Richard Neudegg, Director of regulation at Uswitch.com said “Falling energy prices are a relief as we enter the colder months, but the drop could be short lived as Ofgem will review the cap again before the depths of winter. Rates for the average home will be 7% lower from October to December, but energy prices remain volatile and are predicted to rise again in January.”
“Despite lower unit rates, energy use will be higher, so the average household may only save around £47 next quarter compared to current rates[1]. When we also consider that there is no universal Government bill support this winter, the average household will actually be paying more than they were over the same period last year. We’ve landed in an environment in which we are expected to simply accept expensive energy costs.”
“There are questions that Ofgem and the Government need to answer on whether the current regulatory rules are the best way forward to bring back cheaper energy for households. Ofgem’s ban on acquisition-only tariffs was originally implemented to freeze discounting during the peak of the energy crisis, but now means that suppliers have no incentive to offer the best pricing possible.”
“The price cap itself also deters suppliers from innovating and delivering better deals. It needs reforming in a way that offers protection for households while putting real pressure on suppliers to do better. Half of the population isn’t even sure what the price cap is or does.”
“Instead of regulating the exact price of energy every three months and banning cheaper deals, we should set the principle we want to achieve in regulation – that a standard tariff is priced fairly, based on costs.”
“This could require all suppliers to offer a transparent standard tariff that provides value for money to households, but also gives them the ability and incentive to do things better. Targeted support should also be available to the most vulnerable. For consumers who would like more price certainty over the winter months, there is still an opportunity to lock in a reasonably priced fixed deal before rates potentially rise again.”
Rocio Concha, Which? Director of Policy and Advocacy, said “Even with this drop in prices from October, energy bills are significantly higher than they were before the energy crisis began – meaning some households will still struggle to afford their bill.”
“If you are concerned about struggling to pay higher bills, there is help available.

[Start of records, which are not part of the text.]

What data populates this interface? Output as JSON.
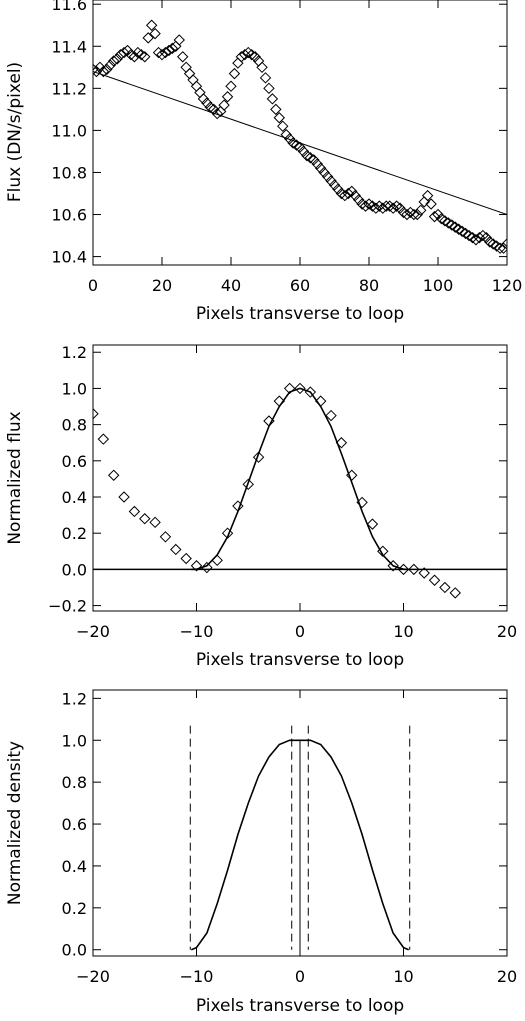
{
  "chart_data": [
    {
      "type": "scatter",
      "xlabel": "Pixels transverse to loop",
      "ylabel": "Flux (DN/s/pixel)",
      "xlim": [
        0,
        120
      ],
      "ylim": [
        10.36,
        11.62
      ],
      "xticks": [
        "0",
        "20",
        "40",
        "60",
        "80",
        "100",
        "120"
      ],
      "yticks": [
        "10.4",
        "10.6",
        "10.8",
        "11.0",
        "11.2",
        "11.4",
        "11.6"
      ],
      "grid": false,
      "series": [
        {
          "marker": "diamond",
          "x": [
            0,
            1,
            2,
            3,
            4,
            5,
            6,
            7,
            8,
            9,
            10,
            11,
            12,
            13,
            14,
            15,
            16,
            17,
            18,
            19,
            20,
            21,
            22,
            23,
            24,
            25,
            26,
            27,
            28,
            29,
            30,
            31,
            32,
            33,
            34,
            35,
            36,
            37,
            38,
            39,
            40,
            41,
            42,
            43,
            44,
            45,
            46,
            47,
            48,
            49,
            50,
            51,
            52,
            53,
            54,
            55,
            56,
            57,
            58,
            59,
            60,
            61,
            62,
            63,
            64,
            65,
            66,
            67,
            68,
            69,
            70,
            71,
            72,
            73,
            74,
            75,
            76,
            77,
            78,
            79,
            80,
            81,
            82,
            83,
            84,
            85,
            86,
            87,
            88,
            89,
            90,
            91,
            92,
            93,
            94,
            95,
            96,
            97,
            98,
            99,
            100,
            101,
            102,
            103,
            104,
            105,
            106,
            107,
            108,
            109,
            110,
            111,
            112,
            113,
            114,
            115,
            116,
            117,
            118,
            119,
            120
          ],
          "y": [
            11.29,
            11.28,
            11.3,
            11.28,
            11.29,
            11.31,
            11.33,
            11.34,
            11.36,
            11.37,
            11.38,
            11.36,
            11.35,
            11.37,
            11.36,
            11.35,
            11.44,
            11.5,
            11.46,
            11.37,
            11.36,
            11.37,
            11.38,
            11.39,
            11.4,
            11.43,
            11.35,
            11.3,
            11.27,
            11.24,
            11.21,
            11.18,
            11.15,
            11.13,
            11.11,
            11.1,
            11.08,
            11.09,
            11.12,
            11.16,
            11.21,
            11.27,
            11.32,
            11.35,
            11.36,
            11.37,
            11.36,
            11.35,
            11.33,
            11.3,
            11.25,
            11.2,
            11.15,
            11.1,
            11.06,
            11.02,
            10.98,
            10.96,
            10.94,
            10.93,
            10.92,
            10.9,
            10.88,
            10.87,
            10.86,
            10.84,
            10.82,
            10.8,
            10.78,
            10.76,
            10.74,
            10.72,
            10.7,
            10.69,
            10.7,
            10.71,
            10.69,
            10.67,
            10.65,
            10.64,
            10.65,
            10.64,
            10.63,
            10.64,
            10.63,
            10.64,
            10.64,
            10.63,
            10.64,
            10.63,
            10.61,
            10.6,
            10.61,
            10.6,
            10.6,
            10.62,
            10.66,
            10.69,
            10.65,
            10.59,
            10.6,
            10.58,
            10.57,
            10.56,
            10.55,
            10.54,
            10.53,
            10.52,
            10.51,
            10.5,
            10.49,
            10.48,
            10.49,
            10.5,
            10.49,
            10.47,
            10.46,
            10.45,
            10.44,
            10.44,
            10.46
          ]
        },
        {
          "marker": "line",
          "x": [
            0,
            120
          ],
          "y": [
            11.28,
            10.6
          ]
        }
      ]
    },
    {
      "type": "scatter",
      "xlabel": "Pixels transverse to loop",
      "ylabel": "Normalized flux",
      "xlim": [
        -20,
        20
      ],
      "ylim": [
        -0.23,
        1.24
      ],
      "xticks": [
        "−20",
        "−10",
        "0",
        "10",
        "20"
      ],
      "yticks": [
        "−0.2",
        "0.0",
        "0.2",
        "0.4",
        "0.6",
        "0.8",
        "1.0",
        "1.2"
      ],
      "grid": false,
      "series": [
        {
          "marker": "diamond",
          "x": [
            -20,
            -19,
            -18,
            -17,
            -16,
            -15,
            -14,
            -13,
            -12,
            -11,
            -10,
            -9,
            -8,
            -7,
            -6,
            -5,
            -4,
            -3,
            -2,
            -1,
            0,
            1,
            2,
            3,
            4,
            5,
            6,
            7,
            8,
            9,
            10,
            11,
            12,
            13,
            14,
            15
          ],
          "y": [
            0.86,
            0.72,
            0.52,
            0.4,
            0.32,
            0.28,
            0.26,
            0.18,
            0.11,
            0.06,
            0.02,
            0.01,
            0.05,
            0.2,
            0.35,
            0.47,
            0.62,
            0.82,
            0.93,
            1.0,
            1.0,
            0.98,
            0.93,
            0.85,
            0.7,
            0.52,
            0.37,
            0.25,
            0.1,
            0.02,
            0.0,
            0.0,
            -0.02,
            -0.06,
            -0.1,
            -0.13
          ]
        },
        {
          "marker": "curve",
          "x": [
            -10.5,
            -10,
            -9,
            -8,
            -7,
            -6,
            -5,
            -4,
            -3,
            -2,
            -1,
            0,
            1,
            2,
            3,
            4,
            5,
            6,
            7,
            8,
            9,
            10,
            10.5
          ],
          "y": [
            0.0,
            0.001,
            0.02,
            0.08,
            0.18,
            0.32,
            0.48,
            0.64,
            0.79,
            0.9,
            0.98,
            1.0,
            0.98,
            0.9,
            0.79,
            0.64,
            0.48,
            0.32,
            0.18,
            0.08,
            0.02,
            0.001,
            0.0
          ]
        }
      ]
    },
    {
      "type": "line",
      "xlabel": "Pixels transverse to loop",
      "ylabel": "Normalized density",
      "xlim": [
        -20,
        20
      ],
      "ylim": [
        -0.03,
        1.24
      ],
      "xticks": [
        "−20",
        "−10",
        "0",
        "10",
        "20"
      ],
      "yticks": [
        "0.0",
        "0.2",
        "0.4",
        "0.6",
        "0.8",
        "1.0",
        "1.2"
      ],
      "grid": false,
      "series": [
        {
          "marker": "curve",
          "x": [
            -10.5,
            -10,
            -9,
            -8,
            -7,
            -6,
            -5,
            -4,
            -3,
            -2,
            -1,
            -0.7,
            0.7,
            1,
            2,
            3,
            4,
            5,
            6,
            7,
            8,
            9,
            10,
            10.5
          ],
          "y": [
            0.0,
            0.01,
            0.08,
            0.22,
            0.38,
            0.55,
            0.7,
            0.83,
            0.92,
            0.98,
            1.0,
            1.0,
            1.0,
            1.0,
            0.98,
            0.92,
            0.83,
            0.7,
            0.55,
            0.38,
            0.22,
            0.08,
            0.01,
            0.0
          ]
        }
      ],
      "vlines": [
        {
          "x": -10.6,
          "style": "dashed"
        },
        {
          "x": -0.8,
          "style": "dashed"
        },
        {
          "x": 0.0,
          "style": "solid"
        },
        {
          "x": 0.8,
          "style": "dashed"
        },
        {
          "x": 10.6,
          "style": "dashed"
        }
      ]
    }
  ]
}
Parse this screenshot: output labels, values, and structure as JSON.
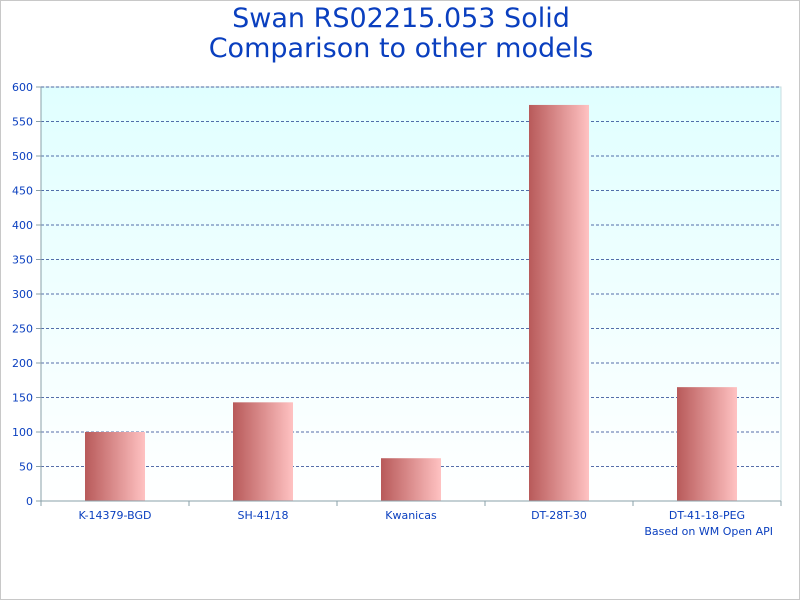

Speak to your energy provider about a payment plan you can afford and check to see if you qualify for any government schemes.”
“Given the volatility in the energy market over the past two years, many – including Ofgem – are now raising questions about how best to create a well-functioning, competitive market, including reforming the cap. As part of these discussions, it will be crucial to consider how to protect customers who are struggling to afford their energy bills. The government urgently needs to introduce a properly targeted social tariff as soon as possible to help those struggling to make ends meet.”